If you need to disambiguate between HTTP 20x response codes, you must invoke the external REST service with forceWrap=true. For failure cases, the HTTP status code is present within the wrapped response embedded in the exception detail, or through the resource exception itself. For example:

curl \
--header "X-OpenIDM-Username: openidm-admin" \
--header "X-OpenIDM-Password: openidm-admin" \
--header "Content-Type: application/json" \
--header "Accept-API-Version: resource=1.0" \
--request POST \
--data '{
  "url": "http://urlecho.appspot.com/echo?status=203&Content-Type=application%2Fjson&body=%5B%7B%22key%22%3A%22value%22%7D%5D",
  "method": "GET",
  "forceWrap": true}' \
"http://localhost:8080/openidm/external/rest?_action=call"
{
  "headers": {
    "Access-Control-Allow-Origin": [
      "*"
    ],
    "Cache-Control": [
      "max-age=3600"
    ],
    "Content-Length": [
      "17"
    ],
    "Content-Type": [
      "application/json"
    ],
    "Date": [
      "Fri, 17 Jul 2020 10:55:54 GMT"
    ],
    "Server": [
      "Google Frontend"
    ],
    "X-Cloud-Trace-Context": [
      "11e4441659a85832e47af219d6e657af"
    ]
  },
  "code": 203,
  "body": [
    {
      "key": "value"
    }
  ]
}
authenticate

The authentication type, and the details with which to authenticate.

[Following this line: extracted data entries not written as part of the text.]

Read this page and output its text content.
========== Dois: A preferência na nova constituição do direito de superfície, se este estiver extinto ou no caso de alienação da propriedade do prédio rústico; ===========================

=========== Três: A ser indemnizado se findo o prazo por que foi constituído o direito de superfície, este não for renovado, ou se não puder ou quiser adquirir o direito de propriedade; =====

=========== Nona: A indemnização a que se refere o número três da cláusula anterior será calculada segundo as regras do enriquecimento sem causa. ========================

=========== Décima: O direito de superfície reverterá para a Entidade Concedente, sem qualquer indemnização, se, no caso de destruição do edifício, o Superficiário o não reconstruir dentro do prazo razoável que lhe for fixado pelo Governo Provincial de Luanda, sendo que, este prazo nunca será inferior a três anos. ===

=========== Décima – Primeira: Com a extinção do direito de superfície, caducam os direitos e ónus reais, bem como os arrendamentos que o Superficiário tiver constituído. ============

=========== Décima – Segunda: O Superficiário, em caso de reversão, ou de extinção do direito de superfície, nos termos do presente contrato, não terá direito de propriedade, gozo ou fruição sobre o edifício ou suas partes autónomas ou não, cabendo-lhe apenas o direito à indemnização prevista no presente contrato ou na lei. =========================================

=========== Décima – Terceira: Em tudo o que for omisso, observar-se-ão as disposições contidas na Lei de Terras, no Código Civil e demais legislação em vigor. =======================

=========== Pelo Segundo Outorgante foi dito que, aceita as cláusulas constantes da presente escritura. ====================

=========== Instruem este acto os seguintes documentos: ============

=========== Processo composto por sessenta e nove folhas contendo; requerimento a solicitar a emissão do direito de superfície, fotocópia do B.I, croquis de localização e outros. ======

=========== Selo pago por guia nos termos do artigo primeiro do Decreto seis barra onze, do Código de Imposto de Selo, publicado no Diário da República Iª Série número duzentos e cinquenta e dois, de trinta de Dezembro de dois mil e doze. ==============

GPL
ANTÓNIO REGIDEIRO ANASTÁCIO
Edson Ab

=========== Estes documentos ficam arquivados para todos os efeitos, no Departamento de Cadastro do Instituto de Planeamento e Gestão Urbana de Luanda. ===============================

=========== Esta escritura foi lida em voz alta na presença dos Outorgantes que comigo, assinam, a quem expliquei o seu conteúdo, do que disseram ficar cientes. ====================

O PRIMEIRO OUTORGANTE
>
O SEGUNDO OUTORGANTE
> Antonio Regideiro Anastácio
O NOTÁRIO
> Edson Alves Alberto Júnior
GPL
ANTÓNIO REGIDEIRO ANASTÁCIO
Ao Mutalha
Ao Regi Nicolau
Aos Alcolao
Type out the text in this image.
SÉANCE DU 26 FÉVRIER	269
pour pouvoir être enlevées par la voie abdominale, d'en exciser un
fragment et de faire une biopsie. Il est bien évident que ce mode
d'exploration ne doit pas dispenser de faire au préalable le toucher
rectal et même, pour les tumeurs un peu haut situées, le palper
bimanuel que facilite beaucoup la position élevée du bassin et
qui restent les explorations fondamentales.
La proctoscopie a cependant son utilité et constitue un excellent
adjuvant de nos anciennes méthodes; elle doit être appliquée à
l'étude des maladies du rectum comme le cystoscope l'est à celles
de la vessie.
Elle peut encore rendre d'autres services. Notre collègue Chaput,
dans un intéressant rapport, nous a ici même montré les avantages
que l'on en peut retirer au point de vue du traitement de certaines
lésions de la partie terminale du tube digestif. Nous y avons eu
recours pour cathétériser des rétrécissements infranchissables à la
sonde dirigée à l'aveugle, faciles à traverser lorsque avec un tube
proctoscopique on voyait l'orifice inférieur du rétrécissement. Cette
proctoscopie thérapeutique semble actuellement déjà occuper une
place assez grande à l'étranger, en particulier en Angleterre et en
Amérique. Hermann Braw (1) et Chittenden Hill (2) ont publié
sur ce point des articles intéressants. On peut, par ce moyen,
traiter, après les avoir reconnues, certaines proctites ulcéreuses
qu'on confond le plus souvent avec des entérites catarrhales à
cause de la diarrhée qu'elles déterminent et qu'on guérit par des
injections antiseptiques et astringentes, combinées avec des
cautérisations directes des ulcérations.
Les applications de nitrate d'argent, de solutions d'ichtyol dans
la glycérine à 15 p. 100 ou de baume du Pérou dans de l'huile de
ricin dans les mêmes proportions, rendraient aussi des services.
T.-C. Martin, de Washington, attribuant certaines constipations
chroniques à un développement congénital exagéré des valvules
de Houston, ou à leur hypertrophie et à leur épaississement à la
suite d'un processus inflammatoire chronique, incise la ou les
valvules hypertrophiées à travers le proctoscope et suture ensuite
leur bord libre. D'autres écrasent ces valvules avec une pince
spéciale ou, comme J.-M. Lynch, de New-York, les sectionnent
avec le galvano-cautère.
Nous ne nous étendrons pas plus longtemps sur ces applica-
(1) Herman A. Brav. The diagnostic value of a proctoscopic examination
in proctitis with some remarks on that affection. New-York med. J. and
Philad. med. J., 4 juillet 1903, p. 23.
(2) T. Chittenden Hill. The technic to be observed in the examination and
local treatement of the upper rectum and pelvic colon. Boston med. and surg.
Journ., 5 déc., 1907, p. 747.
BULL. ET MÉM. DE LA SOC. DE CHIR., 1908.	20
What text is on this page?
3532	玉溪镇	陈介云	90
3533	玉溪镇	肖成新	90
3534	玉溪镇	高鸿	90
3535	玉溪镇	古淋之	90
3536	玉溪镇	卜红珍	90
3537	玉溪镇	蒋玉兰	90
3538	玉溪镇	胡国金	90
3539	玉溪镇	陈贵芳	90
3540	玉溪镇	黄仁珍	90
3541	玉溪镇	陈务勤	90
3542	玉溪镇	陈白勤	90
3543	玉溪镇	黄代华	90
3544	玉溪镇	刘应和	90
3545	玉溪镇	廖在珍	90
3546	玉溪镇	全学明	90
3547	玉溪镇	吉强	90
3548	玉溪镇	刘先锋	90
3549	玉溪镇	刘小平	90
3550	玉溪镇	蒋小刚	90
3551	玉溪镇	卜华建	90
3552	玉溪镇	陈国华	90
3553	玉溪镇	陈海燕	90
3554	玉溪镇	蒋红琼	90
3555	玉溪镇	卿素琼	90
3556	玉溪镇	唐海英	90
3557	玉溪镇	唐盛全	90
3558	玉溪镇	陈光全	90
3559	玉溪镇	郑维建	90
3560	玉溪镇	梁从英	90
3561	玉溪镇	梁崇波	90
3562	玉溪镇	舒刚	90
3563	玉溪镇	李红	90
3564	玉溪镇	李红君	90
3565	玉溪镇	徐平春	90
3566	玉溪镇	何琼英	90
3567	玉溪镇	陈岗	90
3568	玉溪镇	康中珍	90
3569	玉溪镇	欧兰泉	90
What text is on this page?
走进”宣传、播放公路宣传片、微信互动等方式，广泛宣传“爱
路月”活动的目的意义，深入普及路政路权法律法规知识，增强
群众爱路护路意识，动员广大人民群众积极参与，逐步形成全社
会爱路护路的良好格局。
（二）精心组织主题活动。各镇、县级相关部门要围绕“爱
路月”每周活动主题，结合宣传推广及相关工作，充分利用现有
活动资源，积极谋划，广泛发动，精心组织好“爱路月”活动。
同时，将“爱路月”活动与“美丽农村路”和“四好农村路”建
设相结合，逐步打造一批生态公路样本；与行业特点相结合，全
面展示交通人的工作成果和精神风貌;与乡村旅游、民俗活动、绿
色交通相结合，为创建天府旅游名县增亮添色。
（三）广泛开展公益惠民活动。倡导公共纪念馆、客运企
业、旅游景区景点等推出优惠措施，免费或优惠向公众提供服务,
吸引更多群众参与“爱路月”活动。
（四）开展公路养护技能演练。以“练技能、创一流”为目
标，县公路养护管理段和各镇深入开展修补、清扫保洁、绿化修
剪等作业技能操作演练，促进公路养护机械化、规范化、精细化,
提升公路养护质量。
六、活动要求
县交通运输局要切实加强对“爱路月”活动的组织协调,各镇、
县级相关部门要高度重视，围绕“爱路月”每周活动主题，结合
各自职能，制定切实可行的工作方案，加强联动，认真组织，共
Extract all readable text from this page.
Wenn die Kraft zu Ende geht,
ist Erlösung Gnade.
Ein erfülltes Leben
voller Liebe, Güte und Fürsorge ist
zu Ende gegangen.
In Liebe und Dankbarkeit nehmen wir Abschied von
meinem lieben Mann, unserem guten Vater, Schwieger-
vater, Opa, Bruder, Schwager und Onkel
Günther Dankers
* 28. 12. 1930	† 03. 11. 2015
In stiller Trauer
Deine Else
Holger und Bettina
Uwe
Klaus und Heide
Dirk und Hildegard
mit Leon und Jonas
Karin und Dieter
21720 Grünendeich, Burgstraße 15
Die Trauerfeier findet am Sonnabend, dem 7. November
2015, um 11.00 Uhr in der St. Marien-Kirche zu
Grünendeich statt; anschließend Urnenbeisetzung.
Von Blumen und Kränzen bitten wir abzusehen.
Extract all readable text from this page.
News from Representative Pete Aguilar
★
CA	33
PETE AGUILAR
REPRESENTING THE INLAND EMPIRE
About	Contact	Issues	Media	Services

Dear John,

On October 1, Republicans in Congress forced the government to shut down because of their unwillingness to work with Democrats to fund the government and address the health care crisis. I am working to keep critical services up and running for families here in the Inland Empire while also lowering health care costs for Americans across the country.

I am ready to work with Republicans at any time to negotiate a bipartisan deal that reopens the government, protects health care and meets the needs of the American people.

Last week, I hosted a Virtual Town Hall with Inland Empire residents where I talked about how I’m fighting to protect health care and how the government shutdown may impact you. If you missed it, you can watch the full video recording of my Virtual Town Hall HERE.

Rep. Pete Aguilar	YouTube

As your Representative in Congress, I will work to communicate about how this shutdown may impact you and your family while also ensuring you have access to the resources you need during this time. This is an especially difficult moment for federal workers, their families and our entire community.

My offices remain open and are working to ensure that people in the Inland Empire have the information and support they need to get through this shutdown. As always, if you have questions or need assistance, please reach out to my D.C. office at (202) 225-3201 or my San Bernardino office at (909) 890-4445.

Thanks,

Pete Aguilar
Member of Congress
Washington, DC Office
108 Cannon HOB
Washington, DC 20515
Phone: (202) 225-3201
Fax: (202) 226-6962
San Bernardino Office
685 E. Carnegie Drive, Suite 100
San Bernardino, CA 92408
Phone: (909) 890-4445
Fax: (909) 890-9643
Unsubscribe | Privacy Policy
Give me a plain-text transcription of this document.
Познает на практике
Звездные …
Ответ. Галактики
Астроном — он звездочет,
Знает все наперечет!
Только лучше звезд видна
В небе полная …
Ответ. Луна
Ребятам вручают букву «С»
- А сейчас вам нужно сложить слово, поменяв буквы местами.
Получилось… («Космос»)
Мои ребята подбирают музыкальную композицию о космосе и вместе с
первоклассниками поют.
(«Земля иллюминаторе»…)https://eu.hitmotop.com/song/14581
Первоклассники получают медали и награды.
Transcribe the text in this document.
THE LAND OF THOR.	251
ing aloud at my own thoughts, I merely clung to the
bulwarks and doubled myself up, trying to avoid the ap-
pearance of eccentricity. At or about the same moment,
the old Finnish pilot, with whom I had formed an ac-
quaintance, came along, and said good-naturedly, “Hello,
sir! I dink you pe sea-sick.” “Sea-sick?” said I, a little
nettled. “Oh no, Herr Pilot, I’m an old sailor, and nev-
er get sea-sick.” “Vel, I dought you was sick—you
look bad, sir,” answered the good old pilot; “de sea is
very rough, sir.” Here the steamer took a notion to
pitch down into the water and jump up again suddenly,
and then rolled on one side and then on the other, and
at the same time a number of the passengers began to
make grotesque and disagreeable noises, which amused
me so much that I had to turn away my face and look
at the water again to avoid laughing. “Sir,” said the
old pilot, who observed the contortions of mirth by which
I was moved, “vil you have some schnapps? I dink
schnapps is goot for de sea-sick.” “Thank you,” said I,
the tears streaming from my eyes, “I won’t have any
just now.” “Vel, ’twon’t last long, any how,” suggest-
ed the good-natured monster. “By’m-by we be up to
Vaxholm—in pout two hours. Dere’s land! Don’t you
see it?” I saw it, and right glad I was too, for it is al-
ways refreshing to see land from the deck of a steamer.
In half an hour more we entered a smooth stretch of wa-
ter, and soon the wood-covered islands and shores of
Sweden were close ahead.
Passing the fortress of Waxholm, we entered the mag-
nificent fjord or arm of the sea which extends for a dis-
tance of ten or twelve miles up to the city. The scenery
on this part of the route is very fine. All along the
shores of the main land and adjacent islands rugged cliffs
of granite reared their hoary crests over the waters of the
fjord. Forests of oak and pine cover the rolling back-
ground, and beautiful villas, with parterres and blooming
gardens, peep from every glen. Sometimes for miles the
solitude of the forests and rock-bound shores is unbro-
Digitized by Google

IDM supports the following authentication types:

  • basic authentication with a username and password, for example:

    "authenticate" : {
    "type": "basic",
    "user" : "john",
    "password" : "Passw0rd"
}
    json

  • bearer authentication, with an OAuth token instead of a username and password, for example:

    "authenticate" : {
    "type": "bearer",
    "token" : "ya29.iQDWKpn8AHy09p....."
}
    json

If no authenticate parameter is specified, no authentication is used.

Support for Non-JSON Responses

The external REST service supports any arbitrary payload (currently in stringified format). If the response is anything other than JSON, a JSON message object is returned:

  • For text-compatible (non-JSON) content, IDM returns a JSON object similar to the following:

    {
    "headers": { "Content-Type": ["..."] },
    "body": "..."
}
    json

  • Content that is not text-compatible (such as JPEGs) is base64-encoded in the response body and returned as follows:

    {
    "headers": { "Content-Type": ["..."] },
    "body": "...",
    "base64": true
}
    json

If the response format is JSON, the raw JSON response is returned. If you want to inspect the response headers, set forceWrap to true in your request. This setting returns a JSON message object with headers and body, similar to the object returned for text-compatible content.